Top 10 Domestic Saudi Arabia Routes ranked on seat capacity: 18-Nov-2013 to 24-Nov-2013
In short there is opportunity but not as endless as some see in certain Asian or Latin American markets. While the government is pushing domestic infrastructure to lead to more business travel, as well as encouraging domestic tourism, it should not be forgotten movement is restricted and foreign tourism limited. What could dampen domestic demand is the ending of fuel subsidies and growth of high-speed rail. Due to commence operation in 2016 is the 450km long Mecca-Jeddah-Medina line running at 320 km/h. This will overlap with the country's eighth-largest route, Jeddah-Medina, but high-speed rail overlap with bigger routes is, in the foreseeable future, an insignificant threat. Most major routes are over 700km long, about the distance when air service has an advantage over rail. Saudi Arabia's geography provides another challenge.

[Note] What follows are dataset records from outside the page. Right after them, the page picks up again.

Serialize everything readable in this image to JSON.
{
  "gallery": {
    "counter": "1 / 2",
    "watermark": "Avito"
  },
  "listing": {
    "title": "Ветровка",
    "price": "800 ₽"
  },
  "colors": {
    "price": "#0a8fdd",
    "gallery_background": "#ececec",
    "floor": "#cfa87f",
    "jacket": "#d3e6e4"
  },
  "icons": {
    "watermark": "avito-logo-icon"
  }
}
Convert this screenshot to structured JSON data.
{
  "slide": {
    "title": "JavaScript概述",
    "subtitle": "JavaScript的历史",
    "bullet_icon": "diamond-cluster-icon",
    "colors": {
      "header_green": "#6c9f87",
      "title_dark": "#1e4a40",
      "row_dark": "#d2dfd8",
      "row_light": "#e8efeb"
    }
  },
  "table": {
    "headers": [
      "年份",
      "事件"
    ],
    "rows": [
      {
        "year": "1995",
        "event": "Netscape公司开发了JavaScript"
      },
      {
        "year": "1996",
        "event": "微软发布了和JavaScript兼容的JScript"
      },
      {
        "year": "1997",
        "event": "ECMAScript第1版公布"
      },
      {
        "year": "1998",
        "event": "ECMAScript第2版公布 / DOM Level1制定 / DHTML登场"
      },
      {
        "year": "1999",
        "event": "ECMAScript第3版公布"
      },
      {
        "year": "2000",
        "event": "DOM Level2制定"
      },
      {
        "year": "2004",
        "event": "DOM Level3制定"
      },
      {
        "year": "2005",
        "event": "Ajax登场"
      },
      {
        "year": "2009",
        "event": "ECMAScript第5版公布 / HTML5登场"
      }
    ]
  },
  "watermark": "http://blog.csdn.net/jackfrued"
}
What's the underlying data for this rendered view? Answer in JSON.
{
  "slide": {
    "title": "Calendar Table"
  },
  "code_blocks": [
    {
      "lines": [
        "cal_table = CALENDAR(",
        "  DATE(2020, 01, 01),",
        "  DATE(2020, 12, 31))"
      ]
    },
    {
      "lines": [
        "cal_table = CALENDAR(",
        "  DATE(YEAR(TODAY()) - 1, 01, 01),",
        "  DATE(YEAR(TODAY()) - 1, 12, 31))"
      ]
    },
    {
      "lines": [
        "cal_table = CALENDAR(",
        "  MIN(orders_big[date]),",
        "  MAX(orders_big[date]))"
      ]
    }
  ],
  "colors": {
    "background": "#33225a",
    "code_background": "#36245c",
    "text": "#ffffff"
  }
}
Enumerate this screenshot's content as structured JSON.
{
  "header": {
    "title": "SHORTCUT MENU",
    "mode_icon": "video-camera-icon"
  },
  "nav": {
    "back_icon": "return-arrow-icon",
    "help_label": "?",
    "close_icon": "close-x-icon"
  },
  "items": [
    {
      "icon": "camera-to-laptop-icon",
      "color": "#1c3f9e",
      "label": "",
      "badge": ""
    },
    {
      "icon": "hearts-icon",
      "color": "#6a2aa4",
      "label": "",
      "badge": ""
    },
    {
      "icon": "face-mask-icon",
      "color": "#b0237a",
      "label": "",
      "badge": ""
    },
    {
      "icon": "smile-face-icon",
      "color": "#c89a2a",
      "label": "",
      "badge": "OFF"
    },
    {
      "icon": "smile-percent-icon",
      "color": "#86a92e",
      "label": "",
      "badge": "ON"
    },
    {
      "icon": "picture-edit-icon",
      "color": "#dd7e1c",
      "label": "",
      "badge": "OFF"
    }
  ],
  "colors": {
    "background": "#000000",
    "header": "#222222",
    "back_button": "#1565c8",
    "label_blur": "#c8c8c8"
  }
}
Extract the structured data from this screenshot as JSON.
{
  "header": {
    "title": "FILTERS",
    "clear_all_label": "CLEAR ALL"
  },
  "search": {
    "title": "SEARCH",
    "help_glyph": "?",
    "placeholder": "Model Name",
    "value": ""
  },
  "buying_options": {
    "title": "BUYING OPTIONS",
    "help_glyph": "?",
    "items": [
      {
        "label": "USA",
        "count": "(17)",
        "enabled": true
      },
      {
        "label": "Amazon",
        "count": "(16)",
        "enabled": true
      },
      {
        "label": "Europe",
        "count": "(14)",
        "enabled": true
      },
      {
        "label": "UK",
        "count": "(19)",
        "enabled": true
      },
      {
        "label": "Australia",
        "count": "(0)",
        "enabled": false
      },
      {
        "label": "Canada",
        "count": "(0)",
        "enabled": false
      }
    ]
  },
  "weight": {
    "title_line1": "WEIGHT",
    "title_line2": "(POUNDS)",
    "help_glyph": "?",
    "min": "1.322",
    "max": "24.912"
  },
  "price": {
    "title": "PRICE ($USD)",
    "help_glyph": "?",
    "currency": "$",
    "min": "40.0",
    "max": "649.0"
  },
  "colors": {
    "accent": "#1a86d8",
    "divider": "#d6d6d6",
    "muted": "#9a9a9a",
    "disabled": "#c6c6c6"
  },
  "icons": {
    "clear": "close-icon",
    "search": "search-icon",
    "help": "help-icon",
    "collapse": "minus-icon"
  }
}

The shortest trunk route is Riyadh-Dammam, is 353km-long and already has a train service, albeit a slow one. The government is considering a high-speed option. Although Riyadh-Dammam is the fourth-busiest domestic route, it has a quarter of the capacity as the busiest, Jeddah-Riyadh.
Outlook: advancement will take time, but is worthwhile as domestic market needs renewed momentum
The Saudi Arabian domestic market in recent years has significantly lagged behind other the international market in terms of growth. The noticeably smaller international market could shortly overtake the domestic market if conditions are left unchanged. While there are far more places to visit overseas, the critical difference is that the international market is more open.
Welcoming new domestic carriers and setting the right underlying conditions should jump-start lagging domestic growth.
Saudi Arabia passenger numbers (000s) and y-o-y growth: 2008-2011
As the new entrants have found, change does not come easily. Many government agencies are involved, and what they are trying to reform currently has an unclear purpose in which neither consumers nor companies win, making change all the more difficult.
The fare cap and fuel subsidies are the major hurdles to clear, but there are indications there will still be regulation of domestic economy fares in some form .
Such regulation seldom helps the market. Then there are smaller issues that will need changing. Maintaining momentum and a level head is not easy, but Qatar Airways and Al Qahtani are so far persevering, keeping the end goal in their sites. As long as the regulatory intervention is not excessive, there may well be others; but for now, the test will be to see if and when Al Maha Airways takes to the air.